The outcome is Server-Side Template Injection, a class of vulnerability that frequently leads to remote code execution in Java template engines through method chaining on exposed objects.
Root Cause
The root cause is improper neutralization of expression-language elements ([CWE-917]). Thymeleaf's sandbox filters expected expression syntax but did not account for certain constructs that evaluate to executable expressions. The fix in 3.1.5.RELEASE extends the neutralization logic to cover these constructs.
Attack Vector
The attack vector is network-based and requires no authentication or user interaction. An attacker submits crafted input through any application entry point whose value is later rendered inside a Thymeleaf sandboxed expression. High attack complexity reflects the conditions required: the target application must pass unsanitized values into expressions evaluated in a sandboxed context. See the GitHub Security Advisory GHSA-c9ph-gxww-7744 for technical details on the bypassing constructs.

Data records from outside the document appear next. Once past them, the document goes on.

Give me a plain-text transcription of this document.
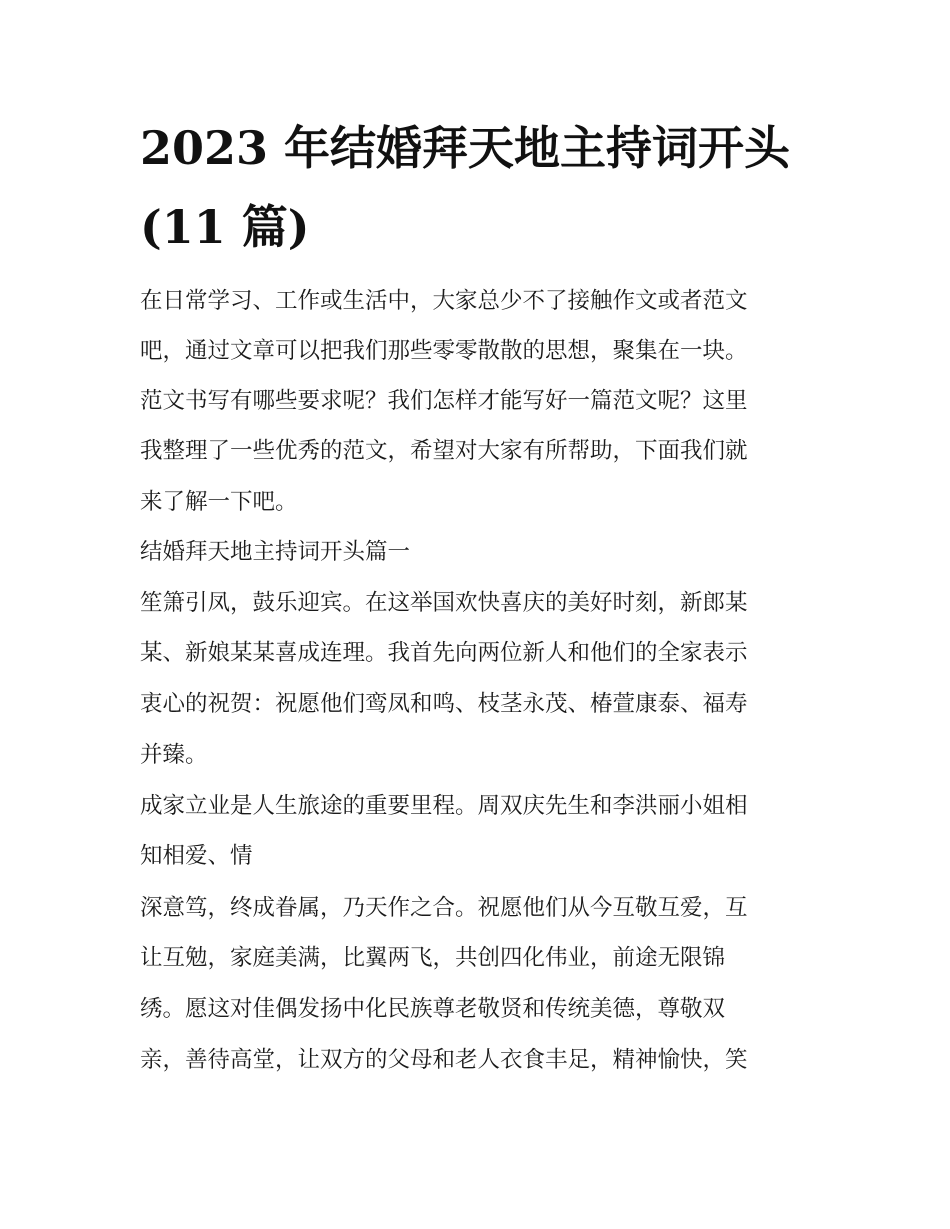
2023 年结婚拜天地主持词开头
(11 篇)

在日常学习、工作或生活中，大家总少不了接触作文或者范文

吧，通过文章可以把我们那些零零散散的思想，聚集在一块。

范文书写有哪些要求呢？我们怎样才能写好一篇范文呢？这里

我整理了一些优秀的范文，希望对大家有所帮助，下面我们就

来了解一下吧。

结婚拜天地主持词开头篇一

笙箫引凤，鼓乐迎宾。在这举国欢快喜庆的美好时刻，新郎某

某、新娘某某喜成连理。我首先向两位新人和他们的全家表示

衷心的祝贺：祝愿他们鸾凤和鸣、枝茎永茂、椿萱康泰、福寿

并臻。

成家立业是人生旅途的重要里程。周双庆先生和李洪丽小姐相

知相爱、情

深意笃，终成眷属，乃天作之合。祝愿他们从今互敬互爱，互

让互勉，家庭美满，比翼两飞，共创四化伟业，前途无限锦

绣。愿这对佳偶发扬中化民族尊老敬贤和传统美德，尊敬双

亲，善待高堂，让双方的父母和老人衣食丰足，精神愉快，笑
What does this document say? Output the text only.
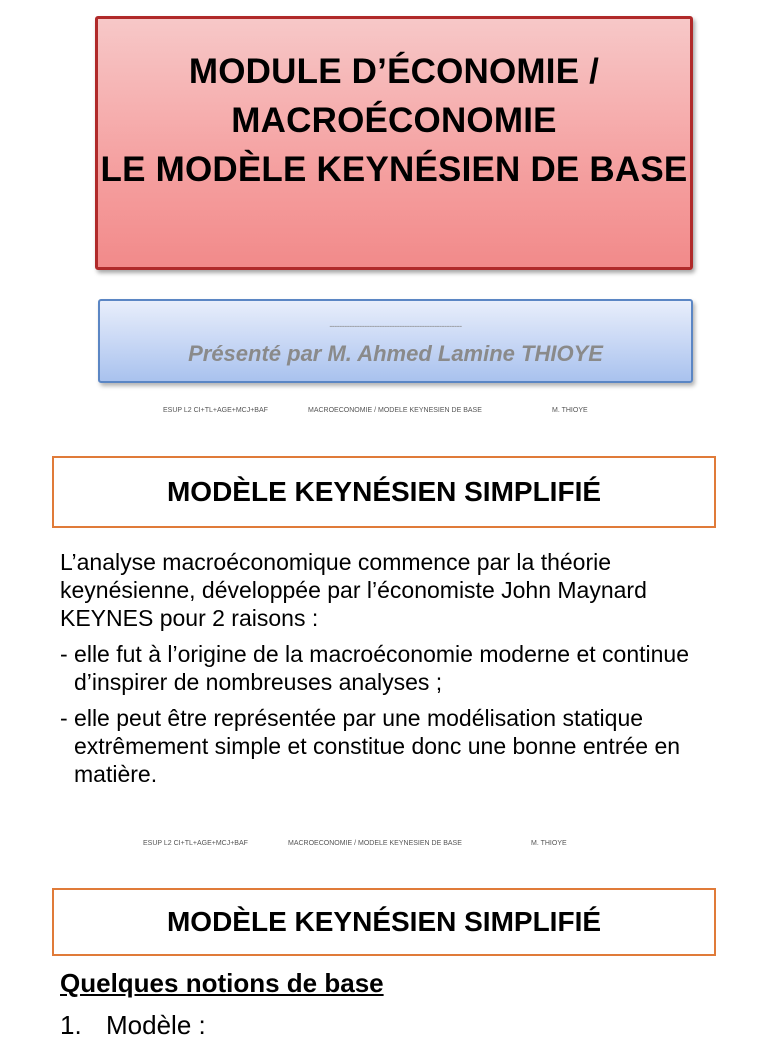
MODULE D’ÉCONOMIE /
MACROÉCONOMIE
LE MODÈLE KEYNÉSIEN DE BASE
-----------------------------------------------------
Présenté par M. Ahmed Lamine THIOYE
ESUP L2 CI+TL+AGE+MCJ+BAF	MACROECONOMIE / MODELE KEYNESIEN DE BASE	M. THIOYE
MODÈLE KEYNÉSIEN SIMPLIFIÉ

L’analyse macroéconomique commence par la théorie keynésienne, développée par l’économiste John Maynard KEYNES pour 2 raisons :

- elle fut à l’origine de la macroéconomie moderne et continue d’inspirer de nombreuses analyses ;

- elle peut être représentée par une modélisation statique extrêmement simple et constitue donc une bonne entrée en matière.

ESUP L2 CI+TL+AGE+MCJ+BAF	MACROECONOMIE / MODELE KEYNESIEN DE BASE	M. THIOYE
MODÈLE KEYNÉSIEN SIMPLIFIÉ
Quelques notions de base
1. Modèle :
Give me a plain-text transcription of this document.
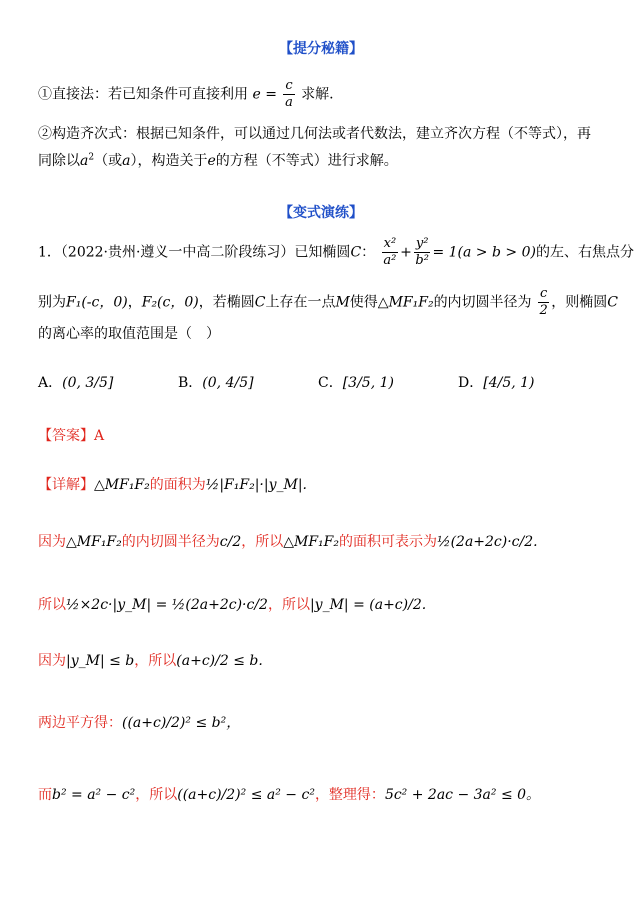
【提分秘籍】
①直接法：若已知条件可直接利用 $e = \frac{c}{a}$ 求解.
②构造齐次式：根据已知条件，可以通过几何法或者代数法，建立齐次方程（不等式），再
同除以$a^2$（或a），构造关于e的方程（不等式）进行求解。
【变式演练】
1．（2022·贵州·遵义一中高二阶段练习）已知椭圆C： $\frac{\text{x²}}{\text{a²}} + \frac{\text{y²}}{\text{b²}} = 1(a > b > 0)$的左、右焦点分
别为F₁(-c，0)，F₂(c，0)，若椭圆C上存在一点M使得△MF₁F₂的内切圆半径为 $\frac{c}{2}$ ，则椭圆C
的离心率的取值范围是（　）
A．(0, 3/5]	B．(0, 4/5]	C．[3/5, 1)	D．[4/5, 1)
【答案】A
【详解】△MF₁F₂的面积为½|F₁F₂|·|y_M|.
因为△MF₁F₂的内切圆半径为c/2，所以△MF₁F₂的面积可表示为½(2a+2c)·c/2.
所以½×2c·|y_M| = ½(2a+2c)·c/2，所以|y_M| = (a+c)/2.
因为|y_M| ≤ b，所以(a+c)/2 ≤ b.
两边平方得：((a+c)/2)² ≤ b²，
而b² = a² − c²，所以((a+c)/2)² ≤ a² − c²，整理得：5c² + 2ac − 3a² ≤ 0。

Detection Methods for CVE-2026-41901
Indicators of Compromise
- Unexpected child processes spawned by the Java application process, particularly shell interpreters such as sh, bash, or cmd.exe
- Outbound network connections from the application server to unfamiliar hosts immediately following template-rendering requests
- HTTP request parameters or body fields containing Thymeleaf expression syntax such as ${, *{, or #{ combined with Java class references
Detection Strategies
- Inspect application dependency manifests (pom.xml, build.gradle) for Thymeleaf versions earlier than 3.1.5.RELEASE
- Review template source files for sandboxed contexts that interpolate user-supplied variables without prior sanitization
- Apply web application firewall rules that flag request payloads containing Thymeleaf expression delimiters paired with Java reflection identifiers
Monitoring Recommendations
- Enable verbose logging on Thymeleaf expression evaluation and alert on parse failures originating from user-controlled fields
- Monitor JVM process behavior for anomalous child process creation and unexpected class loading
- Correlate web access logs with endpoint telemetry to identify request patterns preceding suspicious application server activity
How to Mitigate CVE-2026-41901
Immediate Actions Required
- Upgrade Thymeleaf to 3.1.5.RELEASE or later across all applications and rebuild affected services
- Audit application code paths that pass user-controlled values into template variables used in sandboxed contexts
- Apply input validation and output encoding to any data flowing into Thymeleaf expressions until the upgrade is deployed
Patch Information
The maintainers fixed the vulnerability in Thymeleaf 3.1.5.RELEASE. Update the dependency declaration in pom.xml or build.gradle and redeploy. Refer to the GitHub Security Advisory GHSA-c9ph-gxww-7744 for full remediation guidance.
Workarounds
- Strip or reject expression delimiters such as ${, *{, and #{ from user input before it reaches template rendering
- Avoid placing user-controlled data into expression positions; restrict untrusted input to text-only attributes such as th:text
- Deploy a web application firewall ruleset that blocks Thymeleaf expression syntax in HTTP request parameters
# Maven dependency update example
# Replace the existing Thymeleaf version with the patched release
mvn versions:set-property -Dproperty=thymeleaf.version -DnewVersion=3.1.5.RELEASE
mvn clean package
Disclaimer: This content was generated using AI. While we strive for accuracy, please verify critical information with official sources.